The total differential of a transform $u=u(x,y),v=v(x,y)$ is \begin{aligned}\mathrm{d}u&=u_{x}\mathrm{d}x+u_{y}\mathrm{d}y\\\mathrm{d}v&=v_{x}\mathrm{d}x+u_{v}\mathrm{d}y,\end{aligned}
and write it in matrix form $$\begin{bmatrix}\mathrm{d}u\\\mathrm{d}v\end{bmatrix}=\begin{bmatrix}u_x&u_y\\v_x&v_y\end{bmatrix}\begin{bmatrix}\mathrm{d}x\\\mathrm{d}y\end{bmatrix}.$$
Here, the matrix containing several partial derivatives are called Jacobian matrix, and usually write it as $$\mathbf{J}=\frac{\partial(u,v)}{\partial(x,y)}=\begin{bmatrix}u_x&u_y\\v_x&v_y\end{bmatrix}.$$
And its determinant $|\mathbf{J}|$ is the scaling factor.

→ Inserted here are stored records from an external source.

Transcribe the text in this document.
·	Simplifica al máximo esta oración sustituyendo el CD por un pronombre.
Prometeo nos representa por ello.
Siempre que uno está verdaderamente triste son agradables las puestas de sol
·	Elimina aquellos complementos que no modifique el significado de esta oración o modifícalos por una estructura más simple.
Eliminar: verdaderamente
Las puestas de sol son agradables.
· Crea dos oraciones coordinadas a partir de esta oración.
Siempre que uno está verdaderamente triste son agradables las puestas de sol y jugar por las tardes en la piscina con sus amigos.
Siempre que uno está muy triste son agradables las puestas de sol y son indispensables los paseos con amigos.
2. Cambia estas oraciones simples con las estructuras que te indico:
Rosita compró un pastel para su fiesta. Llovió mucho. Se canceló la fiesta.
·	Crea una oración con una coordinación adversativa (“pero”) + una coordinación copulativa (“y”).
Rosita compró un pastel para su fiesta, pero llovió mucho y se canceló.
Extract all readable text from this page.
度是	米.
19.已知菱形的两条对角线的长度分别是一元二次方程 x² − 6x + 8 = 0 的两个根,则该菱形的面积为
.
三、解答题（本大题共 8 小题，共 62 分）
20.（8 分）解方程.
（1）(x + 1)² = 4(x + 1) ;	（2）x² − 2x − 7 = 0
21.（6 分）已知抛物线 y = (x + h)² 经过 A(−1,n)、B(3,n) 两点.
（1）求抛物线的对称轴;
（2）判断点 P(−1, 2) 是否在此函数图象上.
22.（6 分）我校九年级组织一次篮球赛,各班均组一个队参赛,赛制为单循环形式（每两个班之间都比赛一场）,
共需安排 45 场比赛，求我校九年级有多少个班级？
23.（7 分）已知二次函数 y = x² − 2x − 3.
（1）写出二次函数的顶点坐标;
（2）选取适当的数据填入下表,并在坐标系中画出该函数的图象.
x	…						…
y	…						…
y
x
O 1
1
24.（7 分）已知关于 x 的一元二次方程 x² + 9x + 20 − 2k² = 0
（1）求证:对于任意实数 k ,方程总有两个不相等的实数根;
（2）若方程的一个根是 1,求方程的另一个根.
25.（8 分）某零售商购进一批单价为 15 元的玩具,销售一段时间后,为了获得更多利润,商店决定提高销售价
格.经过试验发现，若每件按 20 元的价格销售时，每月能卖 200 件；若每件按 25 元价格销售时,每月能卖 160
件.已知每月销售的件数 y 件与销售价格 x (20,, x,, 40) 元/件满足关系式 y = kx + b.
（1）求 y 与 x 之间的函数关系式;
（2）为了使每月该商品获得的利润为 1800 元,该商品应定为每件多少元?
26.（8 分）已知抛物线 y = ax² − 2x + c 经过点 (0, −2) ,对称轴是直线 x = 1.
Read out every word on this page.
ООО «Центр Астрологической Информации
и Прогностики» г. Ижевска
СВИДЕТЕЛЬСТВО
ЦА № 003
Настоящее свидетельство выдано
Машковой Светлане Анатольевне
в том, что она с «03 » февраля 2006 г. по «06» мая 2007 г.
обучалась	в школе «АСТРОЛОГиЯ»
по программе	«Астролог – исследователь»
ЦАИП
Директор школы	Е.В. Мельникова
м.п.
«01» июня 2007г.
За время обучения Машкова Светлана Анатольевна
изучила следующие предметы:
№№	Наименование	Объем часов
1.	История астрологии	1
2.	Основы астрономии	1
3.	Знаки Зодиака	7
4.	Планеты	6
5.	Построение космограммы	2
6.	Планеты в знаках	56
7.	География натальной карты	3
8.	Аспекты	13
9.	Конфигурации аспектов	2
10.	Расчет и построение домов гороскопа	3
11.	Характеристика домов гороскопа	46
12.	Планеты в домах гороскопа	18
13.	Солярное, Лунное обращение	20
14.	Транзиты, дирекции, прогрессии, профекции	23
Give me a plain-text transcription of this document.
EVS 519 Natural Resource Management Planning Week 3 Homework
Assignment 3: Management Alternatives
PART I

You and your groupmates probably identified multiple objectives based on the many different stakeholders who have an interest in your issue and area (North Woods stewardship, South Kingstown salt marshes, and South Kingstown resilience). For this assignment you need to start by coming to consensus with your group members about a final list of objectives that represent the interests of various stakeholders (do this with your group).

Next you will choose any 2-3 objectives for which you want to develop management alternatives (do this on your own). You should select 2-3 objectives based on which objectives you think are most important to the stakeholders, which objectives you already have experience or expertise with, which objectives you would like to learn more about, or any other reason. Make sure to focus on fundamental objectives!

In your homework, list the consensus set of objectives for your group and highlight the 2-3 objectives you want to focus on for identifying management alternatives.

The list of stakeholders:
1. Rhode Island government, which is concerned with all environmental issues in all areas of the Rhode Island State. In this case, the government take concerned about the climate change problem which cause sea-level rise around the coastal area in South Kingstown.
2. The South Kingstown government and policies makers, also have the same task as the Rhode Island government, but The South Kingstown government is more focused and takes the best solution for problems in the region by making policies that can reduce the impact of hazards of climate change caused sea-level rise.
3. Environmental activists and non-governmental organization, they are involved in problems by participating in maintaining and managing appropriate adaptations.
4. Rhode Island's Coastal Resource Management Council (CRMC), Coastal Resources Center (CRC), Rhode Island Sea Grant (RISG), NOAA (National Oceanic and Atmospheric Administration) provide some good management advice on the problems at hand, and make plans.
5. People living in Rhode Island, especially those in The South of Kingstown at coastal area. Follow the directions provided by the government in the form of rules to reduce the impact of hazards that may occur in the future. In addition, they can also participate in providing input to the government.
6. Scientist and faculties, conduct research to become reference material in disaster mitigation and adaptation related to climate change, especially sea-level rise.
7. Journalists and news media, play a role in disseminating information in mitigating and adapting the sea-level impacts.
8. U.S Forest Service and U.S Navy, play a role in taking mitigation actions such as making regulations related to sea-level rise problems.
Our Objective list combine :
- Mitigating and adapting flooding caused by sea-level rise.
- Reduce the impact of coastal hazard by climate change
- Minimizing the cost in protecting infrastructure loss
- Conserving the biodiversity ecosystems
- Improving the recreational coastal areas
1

#### Validation for Polar-Cartesian Conversion

The transformation here is $x=r\cos(\theta),y=r\sin(\theta)$, the Jacobian determinant is $$\left|\frac{\partial(x,y)}{\partial(r,\theta)}\right|=\begin{vmatrix}x_r&x_\theta\\y_r&y_\theta\end{vmatrix}=\begin{vmatrix}\cos(\theta)&-r\sin(\theta)\\\sin(\theta)&r\cos(\theta)\end{vmatrix}=r,$$
so we have $$\mathrm{d}x\mathrm{d}y=r\mathrm{d}r\mathrm{d}\theta.$$

#### Examples

e.g. Compute $\int_0^1\int_0^1x^2y\mathrm{d}x\mathrm{d}y$ with substitution $u=x,v=xy$.
Solution The Jacobian determinant is $$\left|\frac{\partial(u,v)}{\partial(x,y)}\right|=\begin{vmatrix}u_x&u_y\\v_x&v_y\end{vmatrix}=\begin{vmatrix}1&0\\y&x\end{vmatrix}=x,$$
therefore we have $$\mathrm{d}x\mathrm{d}y=\frac1x\mathrm{d}u\mathrm{d}v.$$
Another thing to consider is the new region, according to the substitution we have $v=y\cdot u$.
In an $uv$ plane, $v=y\cdot u, u\in[0,1]$ is a segment through the origin, and $y$ becomes its slope, and it varies since $y\in[0,1]$, so it becomes a triangular region.
Here's the comparison of two regions.

So the integral becomes \begin{aligned}\int_0^1\int_0^1x^2y\mathrm{d}x\mathrm{d}y&=\iint_{R'}x^2y\frac1x\mathrm{d}u\mathrm{d}v\\&=\iint_{R'}v\mathrm{d}v\mathrm{d}u\\&=\int_0^1\int_0^{u}v\mathrm{d}v\mathrm{d}u\\&=\int_0^1\left[\frac12v^2\right]^u_0\mathrm{d}u\\&=\int_0^1\frac12u^2\mathrm{d}u\\&=\left[\frac16u^3\right]^1_0\\&=\frac16.\end{aligned}
Since the original integral is not difficult to compute, so the answer can be checked easily.